La Geffen, allora marchio della MCA, scrittura nel 1990 una band proveniente da poco lontano, da Aberdeen, nello Stato di Washington. Si chiamano Nirvana e sono guidati da un personaggio schivo e al tempo stesso carismatico di nome Kurt Cobain. Con alle spalle una serie di singoli e un album realizzano un disco come Nevermind, che si rivela un’opera di svolta della musica rock, perfetta mescolanza di pop, punk e hard rock. È stata la musica della ‘generazione X’.
L’Inghilterra ha risposto alla massiccia American invasion con un catalogo di band che riprendono a padroneggiare con un certo orgoglio il rock come non accadeva dai tempi del punk, con band come gli Oasis, i Verve, i Blur e soprattutto i Radiohead.
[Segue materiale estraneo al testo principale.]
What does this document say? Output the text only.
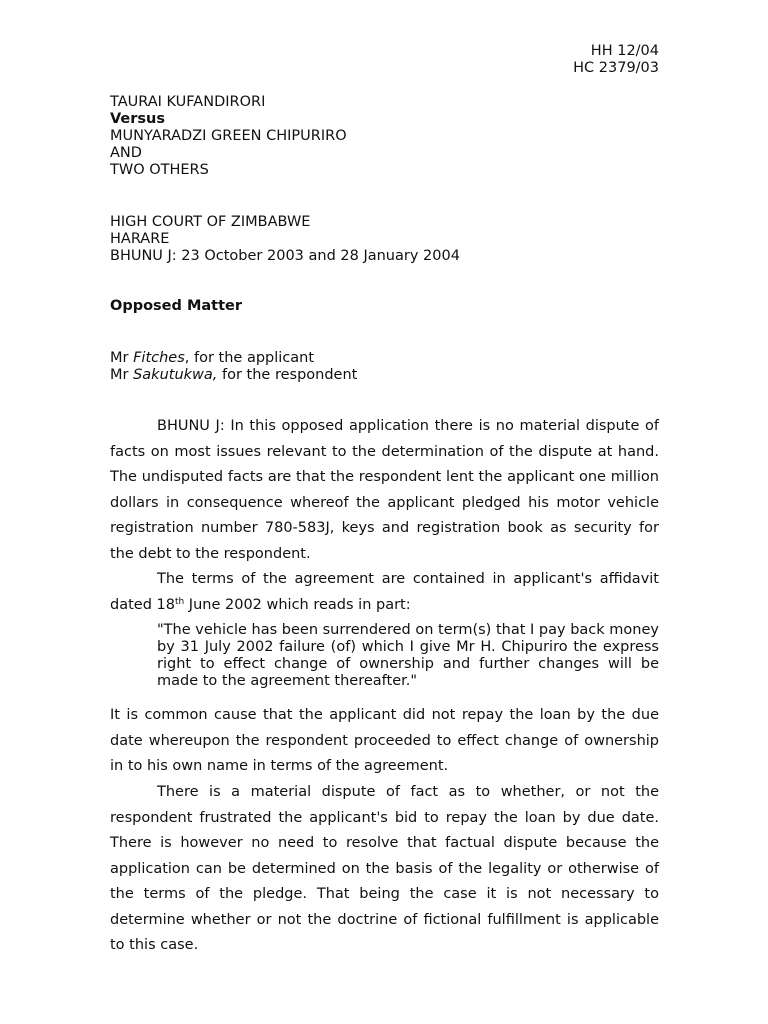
HH 12/04
HC 2379/03
TAURAI KUFANDIRORI
Versus
MUNYARADZI GREEN CHIPURIRO
AND
TWO OTHERS
HIGH COURT OF ZIMBABWE
HARARE
BHUNU J: 23 October 2003 and 28 January 2004
Opposed Matter
Mr Fitches, for the applicant
Mr Sakutukwa, for the respondent

BHUNU J: In this opposed application there is no material dispute of facts on most issues relevant to the determination of the dispute at hand. The undisputed facts are that the respondent lent the applicant one million dollars in consequence whereof the applicant pledged his motor vehicle registration number 780-583J, keys and registration book as security for the debt to the respondent.

The terms of the agreement are contained in applicant's affidavit dated 18th June 2002 which reads in part:

"The vehicle has been surrendered on term(s) that I pay back money by 31 July 2002 failure (of) which I give Mr H. Chipuriro the express right to effect change of ownership and further changes will be made to the agreement thereafter."

It is common cause that the applicant did not repay the loan by the due date whereupon the respondent proceeded to effect change of ownership in to his own name in terms of the agreement.

There is a material dispute of fact as to whether, or not the respondent frustrated the applicant's bid to repay the loan by due date. There is however no need to resolve that factual dispute because the application can be determined on the basis of the legality or otherwise of the terms of the pledge. That being the case it is not necessary to determine whether or not the doctrine of fictional fulfillment is applicable to this case.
Quella del rock in Italia è una storia piccola ma avvincente, che iniziò alla fine degli anni Cinquanta con Adriano Celentano, Mina e altri giovani che, colpiti dai suoni che arrivavano dagli USA, iniziarono una importante opera di rinnovamento della musica italiana. Fu con il beat, comunque, che la scena rock nazionale prese corpo e conquistò un grande successo, con decine e decine di formazioni tra le quali i Nomadi, l’Equipe 84, i Camaleonti, i Corvi e i Rokes, di origine inglese. Con l’avvento degli anni Settanta il rock italiano diventò sempre più originale e interessante: la scena ‘progressiva’ vide l’arrivo di band in grado di competere ad armi pari con le formazioni inglesi e americane, come il Banco del Mutuo Soccorso, la Premiata Forneria Marconi e gli Area. Ma il crescente successo dei cantautori, anche se molti di loro furono fortemente influenzati dal rock, portò a un rapido declino del genere. Negli anni Ottanta il rock italiano è tornato alla ribalta soprattutto per merito dei Litfiba, ma anche grazie al lavoro di Vasco Rossi che ha messo in sintonia, come ha fatto negli anni Novanta anche Ligabue, rock e canzone.